Work this bulletin board into your lesson plans by having students create U.S. or state flags and discussing their origins. View an example of this bulletin board idea for American patriotic holidays, like Veterans Day, the Fourth of July, and Flag Day.

Materials and Supplies

  • Light-blue cloth background
  • Dark-blue border
  • Dark-blue letters
  • An American flag
  • A U.S. state flag (optional)
  • 2 sheets of computer paper
  • Any white paper that crayons can write on (Used computer paper, clean on one side, is good.)
  • Crayons
  • Scissors
  • Wide-tipped black marker


  1. Display the United States flag. (As an option, let each child make a flag. Choose one or two and put them on the bulletin board.)
  2. Place the flag of your state under the American flag, or let each child make one and choose one for the bulletin board.

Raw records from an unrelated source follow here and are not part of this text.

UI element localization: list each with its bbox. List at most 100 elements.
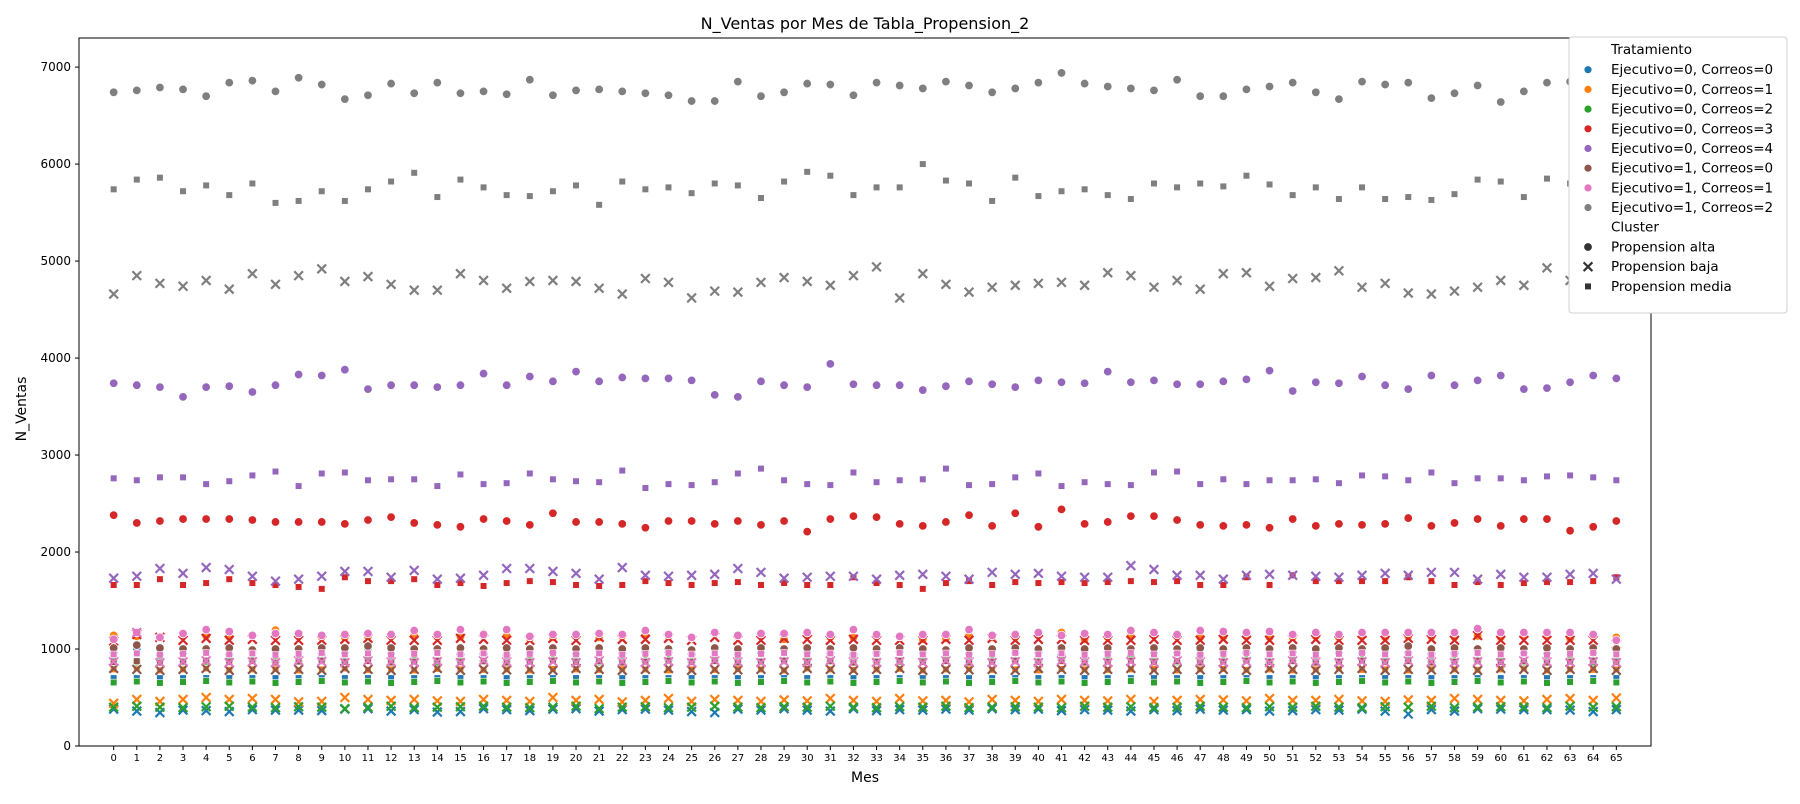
data-point [1495, 657, 1506, 668]
data-point [1264, 693, 1275, 704]
data-point [455, 701, 466, 712]
data-point [1148, 634, 1160, 645]
data-point [663, 571, 674, 582]
x-tick-label: 34 [893, 753, 906, 764]
data-point [732, 695, 744, 706]
data-point [1519, 514, 1529, 524]
data-point [525, 520, 535, 530]
data-point [501, 380, 512, 390]
data-point [363, 90, 373, 100]
data-point [757, 465, 765, 473]
data-point [1103, 629, 1113, 640]
data-point [733, 630, 743, 641]
data-point [318, 585, 326, 593]
data-point [1287, 273, 1298, 284]
data-point [709, 285, 720, 297]
data-point [432, 520, 443, 530]
data-point [1520, 677, 1528, 686]
data-point [802, 627, 812, 638]
data-point [802, 657, 813, 668]
data-point [1612, 650, 1620, 658]
data-point [919, 678, 927, 687]
data-point [802, 276, 813, 287]
data-point [1056, 694, 1067, 705]
data-point [1520, 193, 1528, 201]
data-point [409, 702, 420, 713]
data-point [456, 176, 465, 184]
data-point [478, 694, 489, 705]
data-point [1519, 384, 1529, 394]
data-point [755, 704, 767, 716]
data-point [1219, 650, 1227, 658]
data-point [1310, 665, 1321, 676]
data-point [432, 702, 443, 713]
data-point [177, 704, 189, 716]
data-point [1150, 468, 1158, 477]
data-point [1381, 650, 1389, 658]
data-point [177, 664, 189, 675]
data-point [1311, 87, 1321, 98]
data-point [1287, 514, 1298, 524]
data-point [572, 181, 580, 190]
data-point [1081, 185, 1089, 193]
data-point [1495, 701, 1506, 712]
data-point [248, 649, 256, 657]
data-point [547, 275, 559, 286]
data-point [1079, 519, 1090, 529]
data-point [1081, 679, 1089, 687]
x-tick-label: 44 [1124, 753, 1137, 764]
data-point [224, 635, 235, 646]
data-point [1218, 664, 1229, 675]
data-point [179, 473, 187, 481]
data-point [617, 86, 627, 97]
data-point [293, 635, 304, 646]
x-tick-label: 0 [110, 753, 116, 764]
data-point [1564, 635, 1576, 646]
data-point [132, 518, 142, 528]
data-point [1241, 656, 1252, 667]
data-point [734, 181, 742, 190]
data-point [1427, 577, 1435, 585]
data-point [1056, 277, 1067, 288]
data-point [1380, 627, 1390, 638]
data-point [1381, 678, 1389, 687]
data-point [1103, 81, 1113, 92]
data-point [455, 268, 466, 279]
data-point [526, 678, 534, 686]
data-point [385, 665, 397, 676]
data-point [779, 516, 789, 526]
x-tick-label: 57 [1425, 753, 1438, 764]
data-point [455, 88, 466, 98]
data-point [1150, 578, 1158, 586]
data-point [131, 701, 142, 712]
data-point [1564, 657, 1576, 668]
data-point [686, 702, 697, 713]
data-point [1588, 370, 1598, 381]
data-point [1403, 570, 1414, 581]
data-point [1010, 665, 1021, 676]
data-point [1056, 571, 1067, 582]
data-point [1195, 635, 1206, 646]
data-point [1565, 377, 1575, 388]
data-point [1474, 176, 1482, 184]
data-point [1219, 581, 1227, 589]
data-point [618, 177, 626, 186]
data-point [1034, 192, 1042, 200]
data-point [201, 91, 211, 101]
x-tick-label: 33 [870, 753, 883, 764]
data-point [1497, 678, 1505, 687]
data-point [756, 91, 766, 101]
data-point [478, 701, 489, 712]
data-point [1357, 371, 1367, 382]
data-point [1196, 179, 1204, 188]
data-point [871, 702, 882, 713]
data-point [432, 77, 443, 88]
data-point [919, 585, 927, 593]
data-point [341, 468, 349, 477]
data-point [1449, 88, 1460, 98]
data-point [849, 651, 858, 659]
data-point [386, 643, 396, 653]
data-point [1079, 665, 1090, 676]
data-point [1011, 174, 1019, 182]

  3. Make four labels from two sheets of computer paper cut in half lengthwise. Print with the marker: 50 stars, 13 stripes, (name of your state), state flag.
  4. Ask the children why our country's flag is important: The flag is a symbol of our country and of freedom. We honor it because we are free to choose jobs, homes, religion, and leaders for our country.

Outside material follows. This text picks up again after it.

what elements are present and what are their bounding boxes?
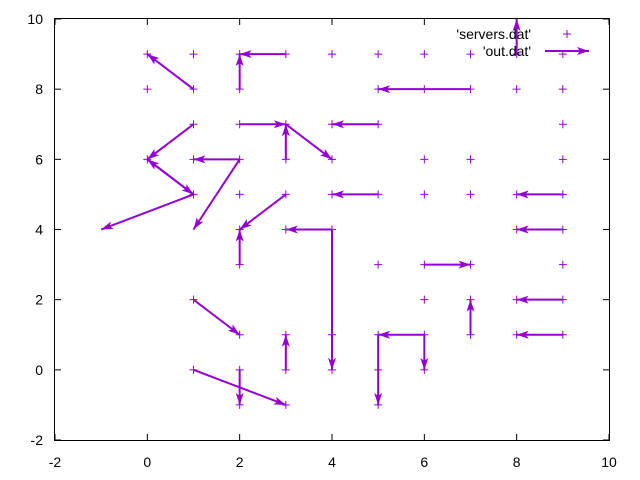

  5. Out of respect for our flag, we must never let it touch the ground. It must be folded carefully when it is taken from the flagpole.
  6. Ask the children what their state flag looks like. Tell them it is a symbol of their state and the people who have worked hard to make it a good state.
  7. Factories, schools, government buildings (such as the courthouse and post office) display flags in front of, or on top of, the buildings every day.
  8. When a very important American dies, flags are flown only halfway up the flagpole ("half mast") in honor of that person.
  9. Get a children's book about our first flag, such as The American Flag by Ann Armbruster or Our Flag by Eleanor Ayer, and read it to the children.
  10. With the children, count the stars on our flag. Each one stands for a state in the United States. Count the 13 red and white stripes. They stand for the first 13 colonies in our country.
  11. Take a walk to look at the flag in front of, or on top of, your school, if your school displays one.
  12. Let the children make flags from other countries and share them with the class.